Malgré de nombreuses lois traitant des « facilitateurs » facilitant l'évasion fiscale, aucun grand cabinet comptable n'a fait l'objet d'une enquête, d'une amende ou de poursuites, même lorsque les tribunaux ont jugé qu'il se livrait à des pratiques illégales. Sans sanctions efficaces, il est difficile d’imaginer comment endiguer la vague d’évasion fiscale.
Le HMRC a besoin de l’aide des citoyens et des commissions parlementaires, mais cela reste difficile à obtenir car les déclarations de revenus des grandes entreprises et des particuliers fortunés restent confidentielles. Par exemple, le HMRC est connu pour avoir conclu des « accords amoureux » avec de grandes entreprises et des particuliers fortunés. De tels accords sont toujours secrets et échappent au contrôle parlementaire car les affaires fiscales de chaque personne sont confidentielles. Les examens minutieux occasionnels effectués par le National Audit Office soulèvent d’autres questions.

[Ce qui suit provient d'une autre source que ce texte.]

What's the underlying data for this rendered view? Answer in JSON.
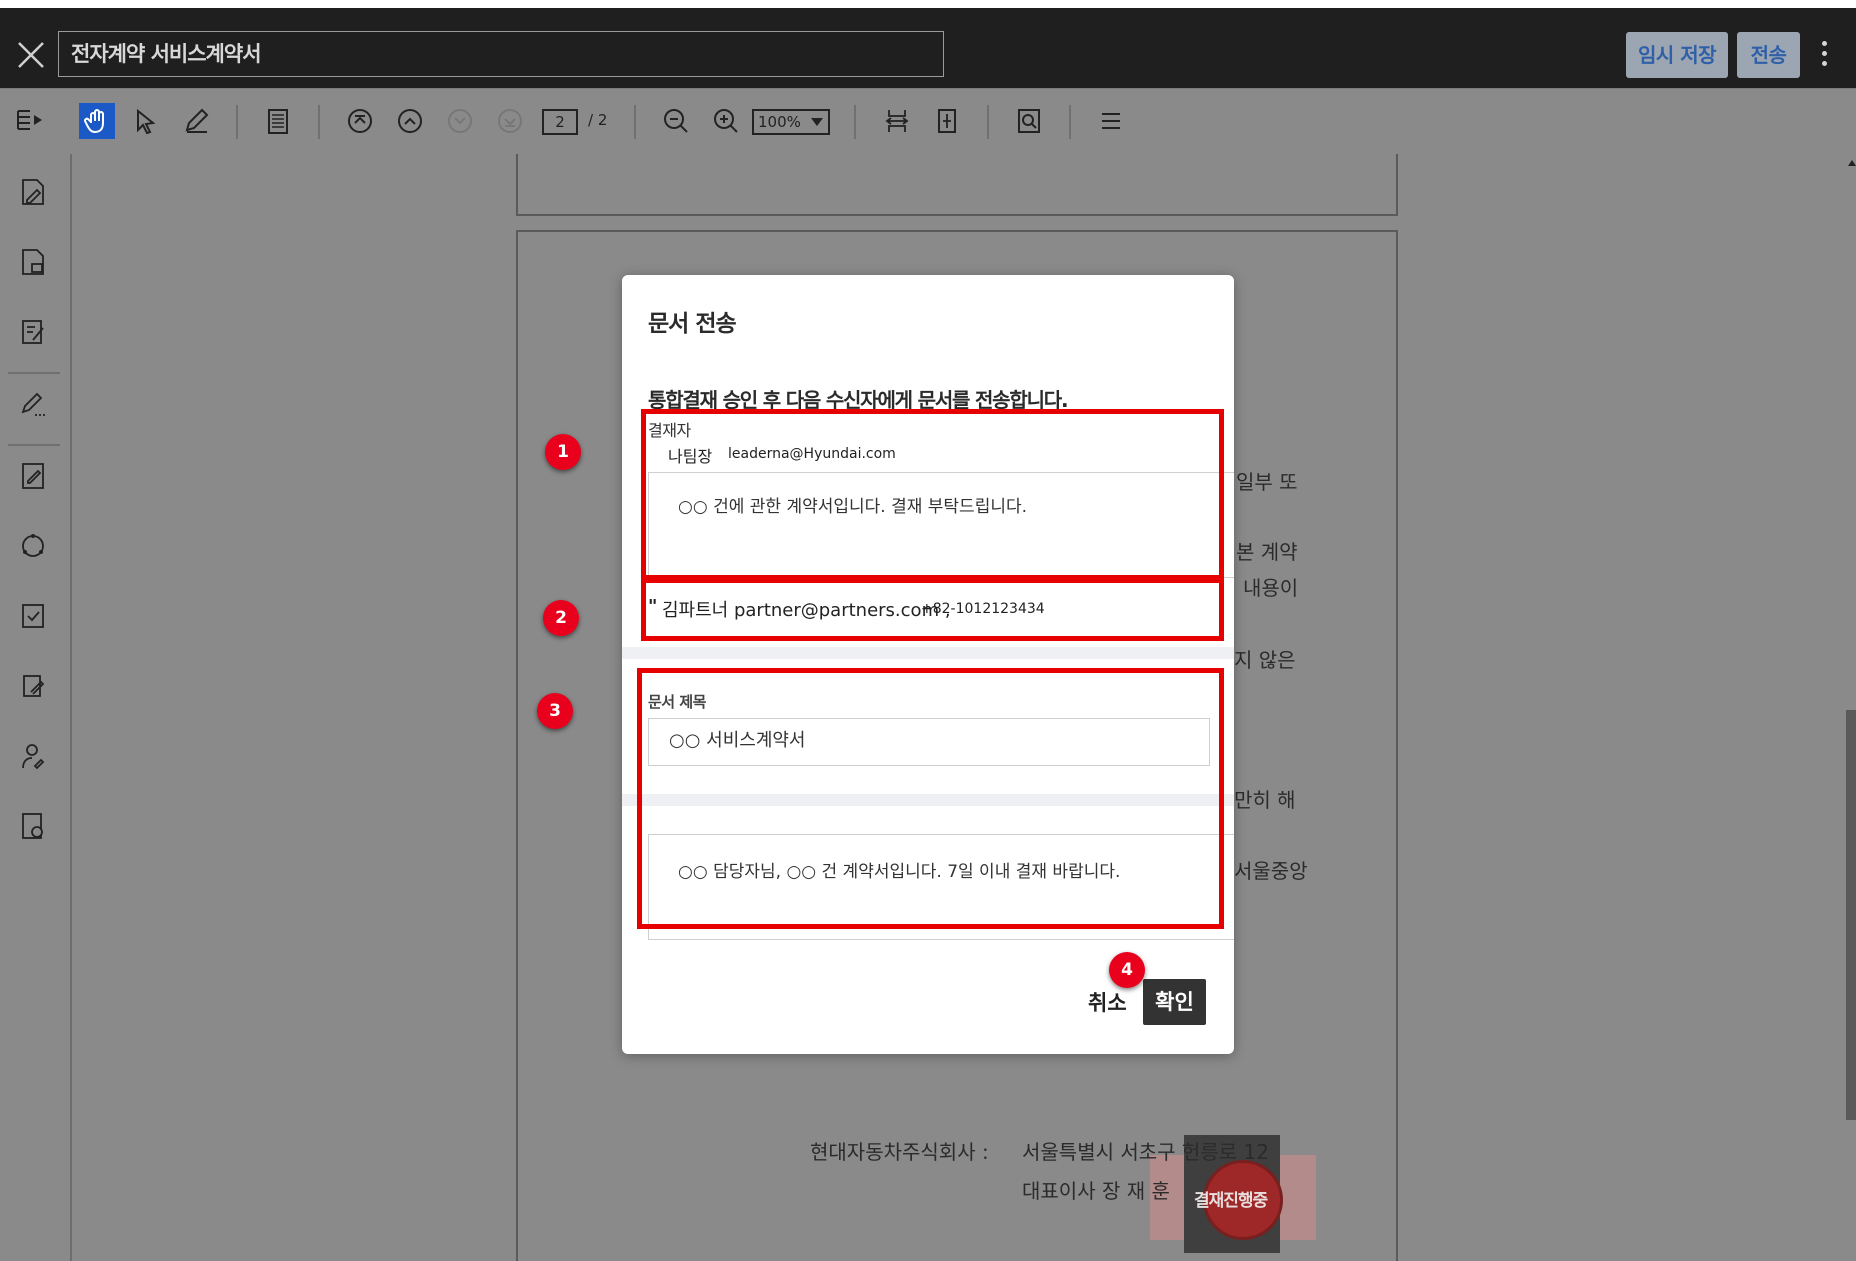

Comme l’a dit le Comité des comptes publics de la Chambre des communes : « En l'absence d'une transparence totale sur les détails de cet accord et sur la manière dont il a été conclu, nous ne pouvons pas juger s'il est équitable envers les contribuables ». La seule façon de responsabiliser les citoyens, la presse et le Parlement est de rendre publiques les déclarations de revenus des particuliers fortunés et des grandes entreprises, au nombre d'environ 8 000 au sens de la loi sur les sociétés de 2006. La disponibilité publique de l’information contribuera à accroître la pression sur les conseils d’administration des entreprises pour qu’ils ne recourent pas à des stratégies agressives d’évitement fiscal et augmenteront ainsi les recettes fiscales. La mise à disposition du public des déclarations de revenus améliorera la qualité des informations dont disposent les commissions parlementaires pour examiner l’efficacité du HMRC à atteindre ses objectifs.
Une transformation fondamentale des structures de gestion du HMRC est nécessaire. Il est trop proche des grandes entreprises et du secteur de l'évasion fiscale et manque de responsabilité publique, comme le montre l'exemple des « accords amoureux » (voir ci-dessus). Sa direction actuelle et récente est issue de grandes entreprises et du secteur de l'évasion fiscale. La proximité du HMRC avec les grandes entreprises confère aux entreprises, aux cabinets comptables et juridiques un statut d'« initié ». Les représentants des grandes entreprises bénéficient de privilèges dans la rédaction des lois fiscales et dans l'élaboration des pratiques d'application. Les grands cabinets comptables sont connus pour exploiter leurs connaissances internes pour réaliser des bénéfices privés. La meilleure façon de freiner la capture cognitive est de donner aux individus les moyens de superviser le conseil d’administration responsable des opérations quotidiennes.
Il devrait y avoir un conseil de surveillance pour surveiller le conseil d’administration du HMRC afin de lui donner une direction et de renforcer sa responsabilité publique. Le Conseil doit également agir comme un rempart contre la captation et l’inertie des entreprises. Le Conseil de Surveillance est composé de parties prenantes et se réunit en public à intervalles réguliers. Le Conseil de Surveillance n'a aucune responsabilité dans la gestion quotidienne du HMRC. Aucun groupe de parties prenantes ne doit être majoritaire, garantissant ainsi que le dialogue et le consensus seront nécessaires pour prendre des décisions. Les procès-verbaux du conseil d’administration et les documents d’information doivent être accessibles au public.
Pourtant, de telles réformes ne figurent pas à l’agenda travailliste et, au contraire, elles ont accentué la mainmise sur la politique fiscale. Les travaillistes ont décidé de demander conseil sur l'évasion fiscale à un panel de quatre personnes qui comprend la députée travailliste Dame Margaret Hodge, ancienne présidente de la commission des comptes publics du Parlement ; Mike Bracken, ancien directeur exécutif du UK Government Digital Service ; Bill Dodwell, associé principal retraité chez Deloittes ; et Sir Edward Troup, avocat chevronné en matière d'évitement fiscal, ancien chef du HMRC et ancien conseiller d'un chancelier conservateur. Plus particulièrement, le panel ne compte aucun représentant de la société civile, des syndicats, des universitaires ou d’anciens juges des impôts.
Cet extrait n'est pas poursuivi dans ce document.